Akan tetapi sangat jarang ditemukan orang miskin berjudi menjadi kaya. Terkecuali memang bandar judi. Yang realitanya belum tentu ia juga bermain judi.
Rata-rata orang miskin yang berjudi level ekonominya sebegitu saja. Misalkan dapat taruhan banyak dari judi digunakan kembali untuk judi. Menang judi uangnya dihambur-hamburkan untuk memuaskan kemenangannya yang di dasari harapan hasil judi. Sehingga bayangan akan uang untuk dibelanjakan habis seketika itu.
Kemudian untuk modal berjudi kembali. Seorang penjudi harus merogoh koceknya lagi untuk deposit berjudi kembali. Artinya ini apa? Ya judi sendiri merupakan praktik konsumsi tetapi hasil yang didapat adalah emosi sesaat.
Baik merasakan dinamika kalah dan kehilangan uang. Begitu juga rasa puas menang yang akhirnya uang dihabiskan untuk membayar kehilangan uang yang sebelum-sebelumnya.
Saya juga memiliki teman seorang penggila judi online. Sebut saja namanya Anto Wijoyo (35), bukan nama sebenarnya. Judi online itu menarik, disamping ruang privat yang menjadi basisnya.
Saat ini seorang penjudi tidak begitu gamblang diketahui umum. Sebab bisa dengan online memungkinkan khalayak umum tidak tahu bahwa ia seorang penjudi.
Jika Anto, teman saya itu tidak cerita jika dia seorang yang gila berjudi. Tentu saja saya tidak akan tahu. Berbeda jika judi itu dilakukan konvensional.
Saya bisa tahu penjudi-penjudi ulung, yang memang hobinya main judi baik tetangga atau teman-teman saya yang lain biasa bermai judi di kalangan.
Sebab di desa sendiri “judi” menjadi hal yang biasa ditemukan di orang-orang yang sedang hajatan atau pos-pos ronda. Bahasanya untuk menemani begadang supaya tidak ngantuk diselingi permainan judi meskipun kadang tak secara terang-terangan. Jujur saja itu hak mereka dan saya tak mau mencampuri urusan itu.

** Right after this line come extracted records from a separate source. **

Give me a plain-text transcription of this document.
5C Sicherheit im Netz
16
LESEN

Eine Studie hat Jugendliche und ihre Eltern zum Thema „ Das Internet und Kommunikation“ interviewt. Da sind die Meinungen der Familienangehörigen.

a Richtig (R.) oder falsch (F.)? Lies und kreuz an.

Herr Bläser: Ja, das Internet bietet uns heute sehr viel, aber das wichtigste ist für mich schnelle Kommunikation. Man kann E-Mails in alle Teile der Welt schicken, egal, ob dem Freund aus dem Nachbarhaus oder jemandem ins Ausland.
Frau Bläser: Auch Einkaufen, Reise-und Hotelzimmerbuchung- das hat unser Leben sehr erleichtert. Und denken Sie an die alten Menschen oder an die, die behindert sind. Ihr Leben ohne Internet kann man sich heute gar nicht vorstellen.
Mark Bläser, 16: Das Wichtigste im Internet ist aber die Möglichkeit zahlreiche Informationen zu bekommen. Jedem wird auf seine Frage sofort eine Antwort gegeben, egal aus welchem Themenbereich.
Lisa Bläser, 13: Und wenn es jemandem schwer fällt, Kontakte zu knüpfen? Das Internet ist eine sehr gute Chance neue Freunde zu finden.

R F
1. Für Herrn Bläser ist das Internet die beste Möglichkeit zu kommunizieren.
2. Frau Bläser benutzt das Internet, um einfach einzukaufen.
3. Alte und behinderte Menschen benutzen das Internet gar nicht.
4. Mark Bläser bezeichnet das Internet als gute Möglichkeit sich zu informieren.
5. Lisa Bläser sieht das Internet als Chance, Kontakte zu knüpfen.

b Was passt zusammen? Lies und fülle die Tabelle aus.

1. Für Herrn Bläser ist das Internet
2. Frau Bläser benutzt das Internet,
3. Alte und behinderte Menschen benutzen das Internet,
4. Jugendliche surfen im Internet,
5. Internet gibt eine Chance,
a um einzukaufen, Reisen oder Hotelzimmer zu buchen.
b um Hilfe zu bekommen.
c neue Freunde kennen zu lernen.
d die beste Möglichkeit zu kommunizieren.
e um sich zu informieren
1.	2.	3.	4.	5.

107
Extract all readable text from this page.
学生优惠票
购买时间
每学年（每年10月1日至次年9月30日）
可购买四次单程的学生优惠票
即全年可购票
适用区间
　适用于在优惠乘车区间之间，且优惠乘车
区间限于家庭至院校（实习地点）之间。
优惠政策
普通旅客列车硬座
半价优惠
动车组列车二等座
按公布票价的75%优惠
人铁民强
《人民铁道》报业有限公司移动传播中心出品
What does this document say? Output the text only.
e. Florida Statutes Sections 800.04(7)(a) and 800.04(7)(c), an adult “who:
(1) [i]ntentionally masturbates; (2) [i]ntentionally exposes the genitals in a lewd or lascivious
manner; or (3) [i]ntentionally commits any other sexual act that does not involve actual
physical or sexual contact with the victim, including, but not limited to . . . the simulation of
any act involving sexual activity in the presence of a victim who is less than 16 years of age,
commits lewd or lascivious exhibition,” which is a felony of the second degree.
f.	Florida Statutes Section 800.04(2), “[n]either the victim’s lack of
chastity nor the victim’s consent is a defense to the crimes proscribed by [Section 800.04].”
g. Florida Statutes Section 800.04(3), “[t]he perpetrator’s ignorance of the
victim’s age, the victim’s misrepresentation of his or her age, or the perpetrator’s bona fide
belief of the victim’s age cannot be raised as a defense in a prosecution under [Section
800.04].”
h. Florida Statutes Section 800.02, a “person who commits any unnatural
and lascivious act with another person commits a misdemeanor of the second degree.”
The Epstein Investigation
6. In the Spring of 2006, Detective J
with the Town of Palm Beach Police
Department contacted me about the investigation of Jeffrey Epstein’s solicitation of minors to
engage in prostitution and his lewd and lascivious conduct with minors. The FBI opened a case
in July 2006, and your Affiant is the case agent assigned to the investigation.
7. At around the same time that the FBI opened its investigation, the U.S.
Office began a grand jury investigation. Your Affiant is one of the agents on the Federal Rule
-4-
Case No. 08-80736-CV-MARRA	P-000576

Akan tetapi cerita Anto kepada saya. Dia bercerita selama ia bermain judi yang basisnya di online. Ditotal sudah menghabiskan dana sampai dengan puluhan juta. Ia merinci ada sekitar 80-jutaan habis untuk judi online.
Anto sendiri saat ini sedang berusaha keras menghindari judi online. Tetapi sesuatu yang sebelumnya candu dari permainan judi. Tidak secara ekstrim bisa total berhenti. Karena memang otaknya sudah mengarah kesana. Tidak ada aktivitas yang berarti; godaan untuk kembali berjudi seperti telah membayangi pikiran Anto.
Dengan uang yang sebegitu besar hanya untuk judi online. Saya kira uang 80-juta jika dibelikan asset atau hal yang produktif lain. Manfaatnya akan sangat besar untuk menunjang perekonomian baik untuk dirinya sendiri juga orang lain yang mendapat manfaat.
Maka tidak heran. Seseorang yang candu judi khusunya online atau konvensional. Seringakali justru mereka menjual apa yang telah mereka punya seperti rumah, tanah dan sebagainya hanya untuk judi. Yang akhirnya membuat mereka jatuh miskin. Mungkin kecanduan judi dan mereka jatuh miskin sudah menjadi fenomena yang umum.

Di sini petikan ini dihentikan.